Large increases loom in future years
The Riverside County Board of Supervisors held hearings for the fiscal year 2019-20 budget last week. The hearing was left open in order for the board to make some adjustments that would require only a majority approval rather than four-fifths if a preliminary budget had been approved.
The overall budget is about $6.1 billion, but this includes grants and specially earmarked revenues. The supervisors basically have control and discretion over only $840 million. Funds dependent upon the board’s approval are designated Net County Costs.
For example, public protection, including the Sheriff’s Department, is 29 percent of the total county budget. And the sheriff’s share of this total will approach or exceed $700 million. However, of the NCC portion of the budget, the sheriff’s total is $300.6 million, which alone is 35 percent of the NCC total.
On Monday evening, June 10, before discussing the budgets for specific departments, the board listened to an overview from George Johnson, county executive officer, and Chief Financial Officer Don Kent.
Johnson emphasized that the proposed budget was financially responsible, which “… means just like at home, we have to live within our means and not spend more than the revenue we have coming in.“
Both he and Kent told the board that revenue growth is about 5 percent, but costs in various areas grow faster and sometimes unexpectedly. For example, the county’s general assistance costs at the beginning of this fiscal year were budgeted for $2 million. Since July, these have grown $12.2 million. For the new fiscal year, the beginning total is estimated to be $20 million, an $18 million jump in 12 months.
“Demand for services significantly outweighs our modest revenue growth,” Johnson noted.
Other areas rapidly increasing are the in-home support caseload, inmate health care (both mental and total health), election equipment, the immigration surge in Blythe, the anticipation of staffing the John J. Benoit Detention Center later this year, the new medical building in Moreno Valley and adding new health clinics.
Besides the costs to provide these new or growing service demands, the county is facing significant increases in the cost of pensions for staff — both public safety and non-safety.
The board has been aware of the increasing pension liability for several years. But the two new board members — Karen Spiegel (District 2) and Jeff Hewitt (District 5) — felt the county needs to address the issue and perhaps dramatically take action against CalPERS.
Third District Supervisor Chuck Washington pointed out that the pension issue was not the county’s fault, but due to the economy and CalPERS funding.

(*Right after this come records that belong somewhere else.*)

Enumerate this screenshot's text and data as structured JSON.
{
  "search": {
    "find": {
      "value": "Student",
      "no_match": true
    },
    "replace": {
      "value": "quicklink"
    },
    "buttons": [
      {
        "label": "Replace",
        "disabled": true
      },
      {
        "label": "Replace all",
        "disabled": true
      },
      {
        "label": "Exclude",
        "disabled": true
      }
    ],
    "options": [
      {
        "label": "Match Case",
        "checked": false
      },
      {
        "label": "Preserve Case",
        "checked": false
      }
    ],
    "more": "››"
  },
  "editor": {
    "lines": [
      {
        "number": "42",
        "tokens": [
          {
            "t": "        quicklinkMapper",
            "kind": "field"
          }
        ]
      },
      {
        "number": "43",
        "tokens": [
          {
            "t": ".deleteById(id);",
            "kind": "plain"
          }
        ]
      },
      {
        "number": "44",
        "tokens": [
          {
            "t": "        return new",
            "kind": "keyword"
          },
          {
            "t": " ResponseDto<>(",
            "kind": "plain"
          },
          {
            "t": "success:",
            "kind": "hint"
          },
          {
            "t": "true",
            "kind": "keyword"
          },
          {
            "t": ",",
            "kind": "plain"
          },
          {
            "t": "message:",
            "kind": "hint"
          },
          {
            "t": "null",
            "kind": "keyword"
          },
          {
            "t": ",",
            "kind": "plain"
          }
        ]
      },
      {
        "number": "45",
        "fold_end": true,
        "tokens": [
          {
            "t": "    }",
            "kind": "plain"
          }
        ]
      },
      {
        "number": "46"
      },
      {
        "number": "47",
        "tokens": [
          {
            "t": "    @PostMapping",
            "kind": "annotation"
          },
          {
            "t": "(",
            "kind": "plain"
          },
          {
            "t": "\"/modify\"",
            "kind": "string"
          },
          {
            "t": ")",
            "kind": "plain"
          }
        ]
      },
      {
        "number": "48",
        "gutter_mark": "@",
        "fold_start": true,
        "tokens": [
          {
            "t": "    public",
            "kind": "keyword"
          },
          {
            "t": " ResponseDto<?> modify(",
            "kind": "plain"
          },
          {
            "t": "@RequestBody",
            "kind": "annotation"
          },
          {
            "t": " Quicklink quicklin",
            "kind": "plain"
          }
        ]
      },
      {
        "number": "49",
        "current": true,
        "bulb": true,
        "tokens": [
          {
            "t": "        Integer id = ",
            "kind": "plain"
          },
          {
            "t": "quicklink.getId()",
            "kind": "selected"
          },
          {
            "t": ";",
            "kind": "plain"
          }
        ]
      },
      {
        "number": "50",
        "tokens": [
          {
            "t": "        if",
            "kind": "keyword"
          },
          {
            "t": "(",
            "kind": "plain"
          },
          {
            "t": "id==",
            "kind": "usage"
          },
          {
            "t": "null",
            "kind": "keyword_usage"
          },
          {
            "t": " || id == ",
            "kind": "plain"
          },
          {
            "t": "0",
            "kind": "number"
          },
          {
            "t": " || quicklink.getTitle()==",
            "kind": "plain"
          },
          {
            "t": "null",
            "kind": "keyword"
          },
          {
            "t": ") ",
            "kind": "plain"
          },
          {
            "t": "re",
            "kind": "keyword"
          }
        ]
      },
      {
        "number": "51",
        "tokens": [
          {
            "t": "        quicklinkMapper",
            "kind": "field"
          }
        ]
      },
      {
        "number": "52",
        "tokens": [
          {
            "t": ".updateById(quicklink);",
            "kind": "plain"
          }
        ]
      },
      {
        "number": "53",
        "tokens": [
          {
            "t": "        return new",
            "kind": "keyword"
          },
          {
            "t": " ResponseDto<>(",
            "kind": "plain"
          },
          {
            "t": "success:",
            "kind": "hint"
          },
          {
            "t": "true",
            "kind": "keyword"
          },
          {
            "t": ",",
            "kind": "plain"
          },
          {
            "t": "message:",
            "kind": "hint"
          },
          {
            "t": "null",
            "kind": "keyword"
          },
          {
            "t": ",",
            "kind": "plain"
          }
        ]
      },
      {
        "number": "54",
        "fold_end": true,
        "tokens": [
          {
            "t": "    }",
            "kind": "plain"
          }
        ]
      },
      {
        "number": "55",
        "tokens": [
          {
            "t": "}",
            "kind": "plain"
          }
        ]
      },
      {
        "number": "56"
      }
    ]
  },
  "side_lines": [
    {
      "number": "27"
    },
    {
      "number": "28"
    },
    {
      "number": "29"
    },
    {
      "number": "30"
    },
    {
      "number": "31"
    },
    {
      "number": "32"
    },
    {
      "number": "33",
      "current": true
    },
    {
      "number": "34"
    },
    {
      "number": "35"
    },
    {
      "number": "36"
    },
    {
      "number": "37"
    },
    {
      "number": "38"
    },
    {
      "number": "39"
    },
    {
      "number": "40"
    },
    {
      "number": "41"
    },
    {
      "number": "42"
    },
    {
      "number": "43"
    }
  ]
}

At Hewitt’s insistence, the board voted to create an ad hoc committee to examine its options, but Hewitt would not defer to Washington’s interest in serving on the committee. So Hewitt and Spiegel are the committee members.
One of the proposed budget cuts was the cooperative extension program with the University of California. The Executive Office proposed a $1 million reduction, not elimination. These funds go toward youth agricultural programs, such as the 4H program.
But nearly two dozen speakers came to the meeting opposing the reduction and convinced Johnson and the board to find an alternative to the reduction.
“The message is received. We’ll identify ways to move cooperative staff from leased space to county owned and ways to share support staff,” Johnson said and the supervisors unanimously agreed.
New Sheriff Chad Bianco told the board his current budget would end the year with a surplus and he would not need to increase the proposed NCC allocation for FY 2019-20.
“For 2019-20 we are balanced. I have no additional funds requested. We are living within the budget, staffing level and the opening of the new jail,” he said.
His staff has looked for many ways to save money and work more efficiently, he stated.
The John J. Benoit Detention Center is now expected to be completed at the end of August. Bianco told the board the next 30 days would be a testing and preparing for the inmates to occupy it. Then it will take 60 days to transfer all of the inmates.
DA Mike Hestrin argued that his office did need another $4.7 million.
“When I took office, the department’s deficit was $18.6 million; today it is zero,” he told the board. “My obligation is to lay out the risk we face and the challenges if we don’t get what we need.”
Of the added funding request, Hestrin said about $1.4 would be for salaries for current staff, and $3.3 for restructuring and integrating technical advances into operations. The DA’s office has reduced staff and shifted more work to paralegals from attorneys, he said.
Hestrin also told the board he has added a fourth regional office. The Mid-County office in Banning will handle cases from Hemet, San Jacinto, Banning and Beaumont areas. This office was created as the courts have changed their jurisdictional coverage.
Both the Animal Services Department, and Code and Planning made arguments to support more funding.